Myanmar on the UK ‘blacklist’ for riot control gear

10 March 2015
Myanmar on the UK ‘blacklist’ for riot control gear
Myanmar - on a UK Foreign Office blacklist - may have been a recipient of UK-supplied riot control equipment, according to a UK newspaper report. Here Kosovo police officers fire tear gas during clashes at a demonstration in Pristina, Kosovo, January 27, 2015. Photo: EPA

The UK government has approved the sale of £16 million [K16 billion] of crowd-control and anti-riot equipment, including tear gas and rubber bullets, to countries including Myanmar who are on its own human-rights blacklist, reports The Independent in a story on March 9.
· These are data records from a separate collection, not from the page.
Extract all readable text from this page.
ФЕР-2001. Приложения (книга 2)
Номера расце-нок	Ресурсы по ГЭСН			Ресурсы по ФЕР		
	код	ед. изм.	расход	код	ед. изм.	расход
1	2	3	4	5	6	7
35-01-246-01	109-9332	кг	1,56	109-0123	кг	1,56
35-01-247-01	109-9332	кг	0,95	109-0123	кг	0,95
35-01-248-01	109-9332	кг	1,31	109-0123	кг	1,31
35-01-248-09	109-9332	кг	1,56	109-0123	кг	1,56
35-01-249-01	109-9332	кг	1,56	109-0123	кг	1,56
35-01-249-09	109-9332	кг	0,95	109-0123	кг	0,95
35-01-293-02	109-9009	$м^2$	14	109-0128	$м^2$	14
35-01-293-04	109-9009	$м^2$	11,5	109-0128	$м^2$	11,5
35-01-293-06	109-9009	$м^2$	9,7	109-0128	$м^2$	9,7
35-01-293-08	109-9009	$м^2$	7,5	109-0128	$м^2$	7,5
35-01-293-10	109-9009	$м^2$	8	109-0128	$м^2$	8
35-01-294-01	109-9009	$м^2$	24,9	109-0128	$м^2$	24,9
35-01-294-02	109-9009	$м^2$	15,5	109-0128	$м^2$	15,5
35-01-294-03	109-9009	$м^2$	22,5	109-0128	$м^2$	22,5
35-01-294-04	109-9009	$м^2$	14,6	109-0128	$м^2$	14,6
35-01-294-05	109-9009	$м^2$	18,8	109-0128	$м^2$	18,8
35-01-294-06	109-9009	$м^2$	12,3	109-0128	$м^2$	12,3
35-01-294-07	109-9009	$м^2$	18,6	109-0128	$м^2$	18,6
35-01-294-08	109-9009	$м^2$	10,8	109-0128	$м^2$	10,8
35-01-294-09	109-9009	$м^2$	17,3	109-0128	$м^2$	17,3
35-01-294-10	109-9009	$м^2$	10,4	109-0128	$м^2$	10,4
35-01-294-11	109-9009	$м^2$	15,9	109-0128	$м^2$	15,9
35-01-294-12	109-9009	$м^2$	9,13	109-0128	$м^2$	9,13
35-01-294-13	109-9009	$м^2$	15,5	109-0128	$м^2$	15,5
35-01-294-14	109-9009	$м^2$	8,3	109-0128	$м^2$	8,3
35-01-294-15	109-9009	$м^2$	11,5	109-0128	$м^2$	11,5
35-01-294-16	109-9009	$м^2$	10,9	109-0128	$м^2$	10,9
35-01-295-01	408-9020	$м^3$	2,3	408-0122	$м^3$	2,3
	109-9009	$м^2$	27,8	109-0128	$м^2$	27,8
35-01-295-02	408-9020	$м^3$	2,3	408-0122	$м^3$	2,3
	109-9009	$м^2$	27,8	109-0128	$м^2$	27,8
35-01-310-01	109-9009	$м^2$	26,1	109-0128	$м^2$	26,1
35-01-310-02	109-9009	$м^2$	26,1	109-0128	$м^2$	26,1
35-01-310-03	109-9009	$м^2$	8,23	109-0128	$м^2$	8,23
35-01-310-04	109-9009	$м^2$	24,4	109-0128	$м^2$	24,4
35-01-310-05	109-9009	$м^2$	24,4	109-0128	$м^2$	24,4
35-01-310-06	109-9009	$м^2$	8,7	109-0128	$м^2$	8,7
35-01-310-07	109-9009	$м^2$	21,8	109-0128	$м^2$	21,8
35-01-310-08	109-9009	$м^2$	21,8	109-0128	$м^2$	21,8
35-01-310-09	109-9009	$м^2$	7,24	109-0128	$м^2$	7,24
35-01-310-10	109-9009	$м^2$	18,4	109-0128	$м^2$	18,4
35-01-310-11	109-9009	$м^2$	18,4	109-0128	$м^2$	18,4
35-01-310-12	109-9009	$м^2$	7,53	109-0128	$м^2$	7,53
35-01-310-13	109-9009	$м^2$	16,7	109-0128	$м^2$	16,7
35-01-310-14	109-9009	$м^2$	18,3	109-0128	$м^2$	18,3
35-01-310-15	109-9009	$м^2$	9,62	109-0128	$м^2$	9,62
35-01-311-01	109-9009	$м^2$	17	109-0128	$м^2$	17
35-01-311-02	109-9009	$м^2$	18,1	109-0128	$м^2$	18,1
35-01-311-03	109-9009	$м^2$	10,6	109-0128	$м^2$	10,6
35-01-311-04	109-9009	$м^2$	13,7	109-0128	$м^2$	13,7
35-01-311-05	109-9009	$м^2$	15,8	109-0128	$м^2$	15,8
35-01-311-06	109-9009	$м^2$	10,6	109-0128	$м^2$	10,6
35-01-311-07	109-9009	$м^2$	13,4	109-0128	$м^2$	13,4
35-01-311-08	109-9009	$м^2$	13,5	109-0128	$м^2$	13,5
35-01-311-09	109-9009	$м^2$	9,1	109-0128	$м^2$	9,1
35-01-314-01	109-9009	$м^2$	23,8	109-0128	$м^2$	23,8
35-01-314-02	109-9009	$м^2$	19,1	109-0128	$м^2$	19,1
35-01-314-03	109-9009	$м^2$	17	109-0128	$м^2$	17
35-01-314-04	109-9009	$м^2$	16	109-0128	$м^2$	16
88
Figures detailing the export of material implicated in the quelling of internal dissent in locations from Egypt to Hong Kong are made public ahead of a Home Office-organised business fair held behind closed doors this week which will showcase British arms and security companies to dozens of foreign governments, the newspaper reports.
Myanmar is currently in the news over police crackdowns on students’ and workers’ protests.
Every year the UK Parliamentary Committee on Arms Exports produces a report on exports to countries which are listed as countries of concern in the Annual Human Rights report published by the Foreign Office, said Mr Mark Farmaner, director of Burma Campaign UK.
Myanmar is a “country of concern” for the UK government.
“Burma Campaign UK asked the British Foreign Office for details of exactly what equipment is being exported to Burma, but despite preaching the importance of transparency in doing business in Burma, they refused to tell us, on the grounds that the information is commercially confidential,” he told Mizzima.
“The problem with exporting riot control and other similar equipment to Burma’s police force is that the police work for an authoritarian regime, not a democratic government. The police are used to implement repressive laws which violate human rights. The equipment can just as easily be used against students on a peaceful protest as it can against nationalists attacking Muslim homes,” Mr Farmaner said.
The British government has been involved in the training of Myanmar police and Myanmar military officers following the opening up of the country in 2011.